Wie arbeiten Physiker:innen heute – und wie wollen wir morgen arbeiten?
jDPG-Berufstag „New Work – Alternative Unternehmens- & Arbeitskonzepte jenseits von 9 to 5“ am 26. April 2025
Am Institut für Physik der MLU Halle-Wittenberg empfingen Moritz Vanselow und Annegret Rößler uns Teilnehmende zu einer Veranstaltung, die den Nebel um das Leben nach dem Studium lichten sollte. Orientierung durch Einblicke in die Arbeitswelt, unmittelbar aus den Erfahrungen unserer Vorgänger:innen und Vorbilder. Ist das gelungen? Um es vorwegzunehmen: Ja, und zwar wie folgt:
Im Zentrum des Berufstages stand eine moderierte Gesprächsrunde, in der fünf geladene Gäste jeweils ihre Perspektiven zu den Fragen der Moderation teilten und zueinander in Beziehung setzten. Wir gewannen Einblicke in die persönlichen Entscheidungsprozesse auf den Karrierewegen für unterschiedliche Unternehmensgrößen, Teilzeit- und Homeofficemodelle. So besteht Wissenschaftler Karsten Bock auf einer 35-Stunden-Woche, um sein Kind von der Kita abzuholen.

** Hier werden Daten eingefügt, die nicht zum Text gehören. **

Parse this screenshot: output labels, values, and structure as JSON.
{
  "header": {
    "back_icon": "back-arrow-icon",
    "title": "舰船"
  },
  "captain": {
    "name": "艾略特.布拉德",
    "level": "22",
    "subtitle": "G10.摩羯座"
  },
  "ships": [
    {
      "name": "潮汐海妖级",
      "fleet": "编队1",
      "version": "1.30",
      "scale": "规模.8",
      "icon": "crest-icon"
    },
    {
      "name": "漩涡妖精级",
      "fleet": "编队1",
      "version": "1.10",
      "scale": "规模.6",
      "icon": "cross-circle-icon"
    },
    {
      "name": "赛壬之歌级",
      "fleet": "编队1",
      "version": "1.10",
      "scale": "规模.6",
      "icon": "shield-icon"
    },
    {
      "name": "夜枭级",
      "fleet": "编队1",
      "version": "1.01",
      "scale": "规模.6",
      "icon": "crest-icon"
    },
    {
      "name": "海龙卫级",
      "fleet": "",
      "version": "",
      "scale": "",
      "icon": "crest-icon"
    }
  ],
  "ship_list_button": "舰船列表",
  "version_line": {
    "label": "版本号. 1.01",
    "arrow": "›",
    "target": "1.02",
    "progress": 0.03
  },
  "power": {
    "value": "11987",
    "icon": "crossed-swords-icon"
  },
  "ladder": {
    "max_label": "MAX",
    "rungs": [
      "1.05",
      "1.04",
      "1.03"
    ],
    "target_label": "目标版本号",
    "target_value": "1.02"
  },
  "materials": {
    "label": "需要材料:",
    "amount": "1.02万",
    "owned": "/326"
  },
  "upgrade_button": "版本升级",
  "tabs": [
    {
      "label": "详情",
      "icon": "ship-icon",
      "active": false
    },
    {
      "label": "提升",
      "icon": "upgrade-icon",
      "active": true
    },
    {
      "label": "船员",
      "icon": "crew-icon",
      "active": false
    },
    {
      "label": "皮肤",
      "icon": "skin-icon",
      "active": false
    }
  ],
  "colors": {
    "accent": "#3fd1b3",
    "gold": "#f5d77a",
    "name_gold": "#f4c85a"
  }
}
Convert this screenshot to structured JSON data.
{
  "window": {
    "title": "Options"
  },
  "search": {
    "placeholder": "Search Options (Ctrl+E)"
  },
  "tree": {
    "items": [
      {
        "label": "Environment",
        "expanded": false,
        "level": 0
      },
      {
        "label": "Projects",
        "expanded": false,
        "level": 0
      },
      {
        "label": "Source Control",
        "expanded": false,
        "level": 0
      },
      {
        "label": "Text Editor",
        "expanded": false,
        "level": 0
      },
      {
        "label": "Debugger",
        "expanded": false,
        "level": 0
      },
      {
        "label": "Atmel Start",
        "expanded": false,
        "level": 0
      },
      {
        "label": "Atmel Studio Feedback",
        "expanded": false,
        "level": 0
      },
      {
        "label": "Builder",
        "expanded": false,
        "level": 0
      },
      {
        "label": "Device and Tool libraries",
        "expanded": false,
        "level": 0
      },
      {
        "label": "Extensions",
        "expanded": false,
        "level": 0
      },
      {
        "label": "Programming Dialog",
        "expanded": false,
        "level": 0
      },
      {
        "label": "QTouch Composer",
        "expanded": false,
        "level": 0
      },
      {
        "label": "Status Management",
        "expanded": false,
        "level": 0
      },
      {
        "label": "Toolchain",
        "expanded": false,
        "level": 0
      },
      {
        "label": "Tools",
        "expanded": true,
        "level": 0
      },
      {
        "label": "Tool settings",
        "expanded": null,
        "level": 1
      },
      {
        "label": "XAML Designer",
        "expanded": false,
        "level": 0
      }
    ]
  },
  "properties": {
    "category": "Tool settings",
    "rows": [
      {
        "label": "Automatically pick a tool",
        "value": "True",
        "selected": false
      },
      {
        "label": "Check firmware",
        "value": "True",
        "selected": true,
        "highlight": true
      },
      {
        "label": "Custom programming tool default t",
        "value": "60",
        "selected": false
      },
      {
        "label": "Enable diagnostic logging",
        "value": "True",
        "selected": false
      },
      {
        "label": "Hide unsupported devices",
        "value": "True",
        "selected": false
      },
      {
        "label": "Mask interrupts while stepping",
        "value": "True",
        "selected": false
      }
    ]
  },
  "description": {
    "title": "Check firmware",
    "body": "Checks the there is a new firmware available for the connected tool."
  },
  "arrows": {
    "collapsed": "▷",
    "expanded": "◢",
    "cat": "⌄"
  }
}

Überrascht hat der hohe Anteil an Homeoffice, der in vielen Unternehmen inzwischen gelebte Praxis ist: Oft seien bis zu 80% verhandelbar. Laut Jens Schneider (R&D bei einem Halbleiterunternehmen) ist das mit guter Planung auch bei Labortätigkeit möglich. IT-Berater Thomas Rölle freute sich, für seine 100% remote Stelle nicht umziehen zu müssen. Für die Work-Life-Balance ergaben sich aus dem Homeoffice sowohl Vor- als auch Nachteile: Neben der besseren Vereinbarkeit von Privatleben und Beruf und dem Vertrauen, das ein Unternehmen seinen Mitarbeitenden gegenüber damit ausdrückt, wurden auch Herausforderungen thematisiert. Diese sind zum Beispiel der persönliche Austausch mit Kolleg:innen; die Eigenverantwortung, sich selbst zu organisieren und abzugrenzen; der Umstand, im Büro keinen eigenen Arbeitsplatz zu haben; sowie gesetzliche Regulierungen. Letztere seien wohlüberlegter Arbeitnehmerschutz und sollten ernst genommen werden, betonte die selbständige Optikdesignerin Angelika Hofmann. Tatsächlich kristallisierte sich ein bittersüßes Zusammenspiel von Autonomie und Selbstausbeutung heraus, von dem beinahe alle Referierenden berichteten.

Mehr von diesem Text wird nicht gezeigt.